Les relations sexuelles occasionnelles et les arrangements entre amis avec avantages sociaux sont des termes familiers pour la plupart d’entre nous. Mais avez-vous entendu parler d'un situationnalité? Il s'agit d'une étiquette relativement nouvelle pour les relations intimes – et souvent romantiques – mais sans titre officiel.

Pour certains, cette ambiguïté est séduisante. Il permet la liberté, la flexibilité et le confort d’éviter tout engagement. Mais il y a un hic : les situations créent souvent une inadéquation des désirs. Une personne peut espérer tranquillement quelque chose de plus profond, tandis que l’autre préfère garder les choses décontractées.

Le problème est que ces désirs tacites peuvent s’envenimer. La peur de ruiner la dynamique peut empêcher quelqu’un d’exprimer ses sentiments. Pourtant, à terme, ces tensions tacites peuvent exploser en disputes, laissant l’ensemble de l’accord en ruine.

Les situationships ne sont pas nouveaux – ils existent probablement depuis des années – mais ils n’ont reçu un nom que récemment. Ils sont de plus en plus courants parmi les Millennials et la génération Z, reflétant l'évolution des normes relationnelles.

Styles d’attachement dans les situations

Si vous êtes familier avec la théorie de l'attachement, les situations imitent souvent la théorie de l'attachement. dynamique poursuivant-distanceur. Voici comment cela se déroule habituellement :

  • Le Poursuivant : Souvent attaché à l’anxiété, ayant soif de proximité et d’engagement.
  • Le Distanceur : Attaché fréquemment de manière évitante, valorisant l'espace et l'indépendance.

Pour ceux qui ont un attachement anxieux, les situations peuvent renforcer la peur d’être « trop » dans une relation. Lorsque l’arrangement s’effondre – ou si le partenaire évitant voit d’autres personnes – la jalousie et la détresse s’ensuivent souvent.

Ces relations peuvent ressembler à un véritable partenariat – sexe, événements sociaux et sorties – mais sans la sécurité de l'engagement. La réticence du partenaire évitant à discuter de l'avenir peut laisser le partenaire anxieux se sentir invisible ou négligé.

Pendant ce temps, les personnes évitantes peuvent se sentir prises au dépourvu lorsque le partenaire anxieux exprime le désir de s’engager davantage, créant ainsi des émotions intenses et un conflit potentiel.

Ceux avec attachement désorganiséqui ont des traits à la fois anxieux et évitants, connaissent souvent une dynamique push-pull encore plus intense : ils ont soif de proximité mais s'en retirent simultanément.

Les personnes solidement attachées évitent généralement les situations – ou, si elles y entrent, elles ne s’attendent pas à ce que la relation s’approfondisse.

En fin de compte, les situations sont plus confortables pour les individus évitants, offrant une intimité sans pression émotionnelle.
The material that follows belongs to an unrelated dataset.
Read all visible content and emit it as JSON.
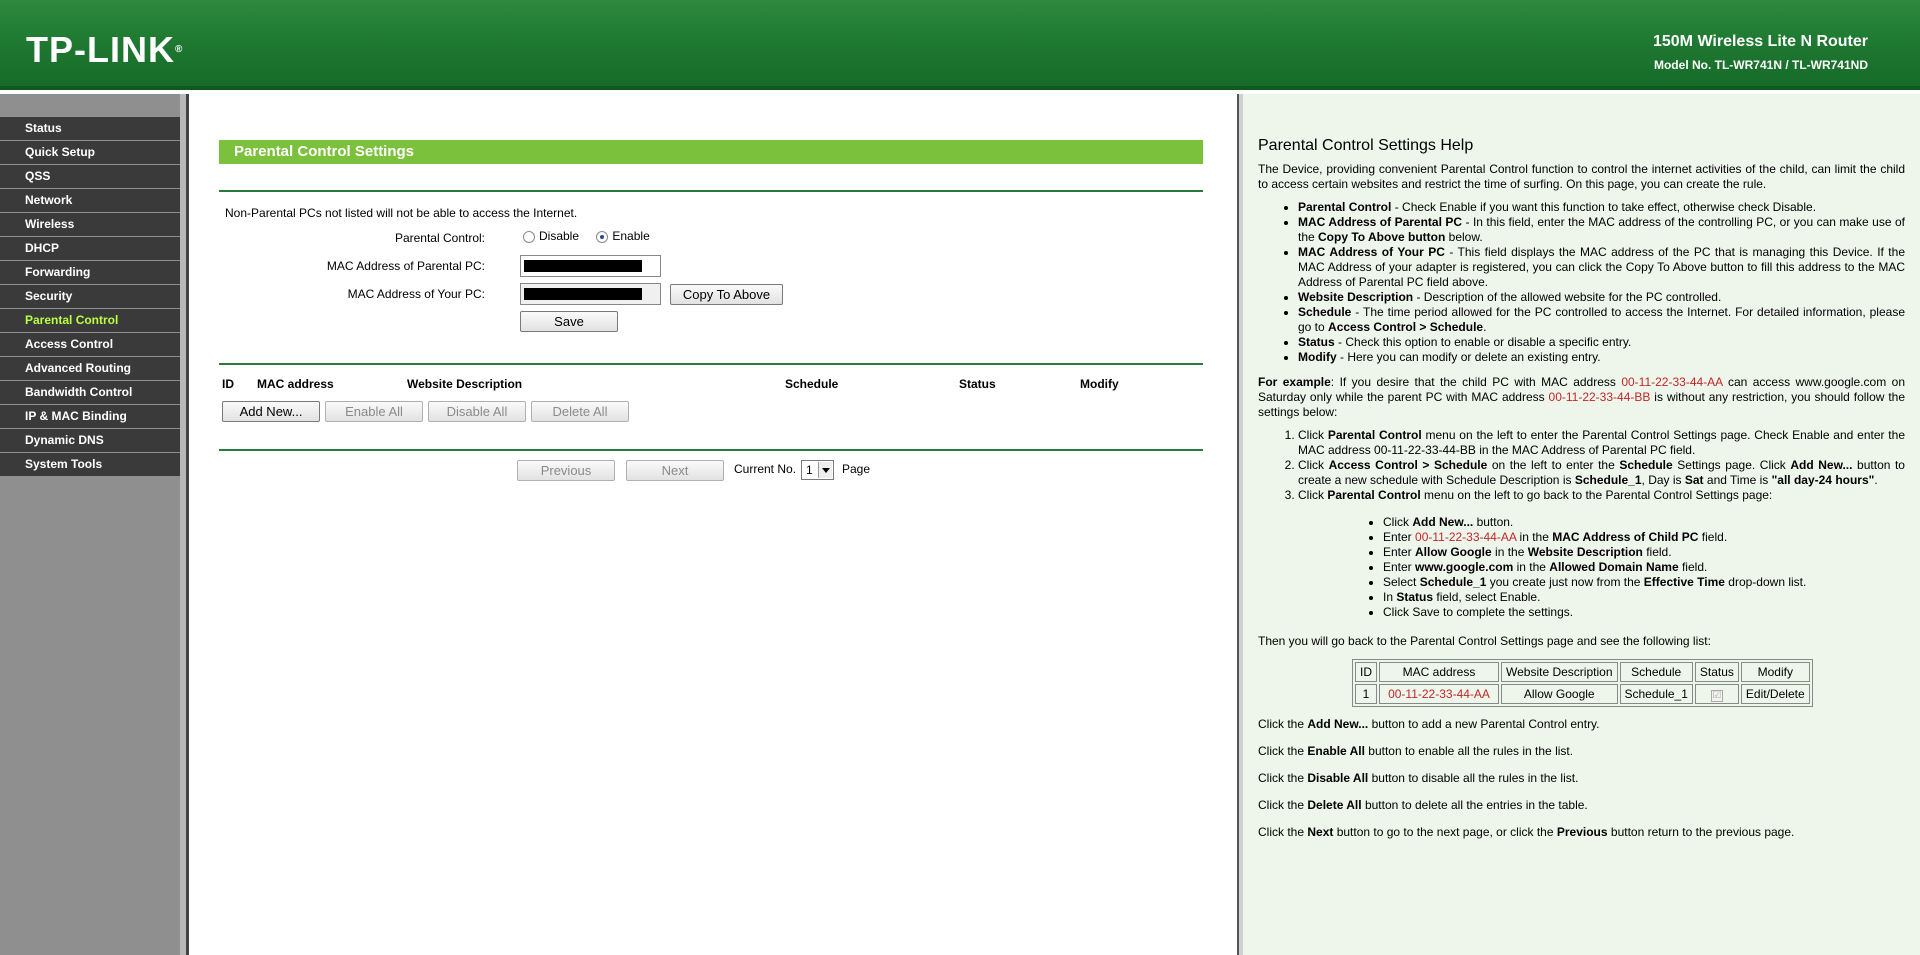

Mais même pour eux, trop de proximité peut déclencher un repli sur soi. Vous vous demandez peut-être pourquoi deux personnes évitantes ne concluent pas souvent de tels arrangements : en termes simples, aucune des deux n'a tendance à se battre pour la relation, donc celle-ci s'effondre rapidement.

Parfois, les situations évoluent vers des relations engagées. Mais ce résultat est rare et les recherches sur ces transitions sont limitées.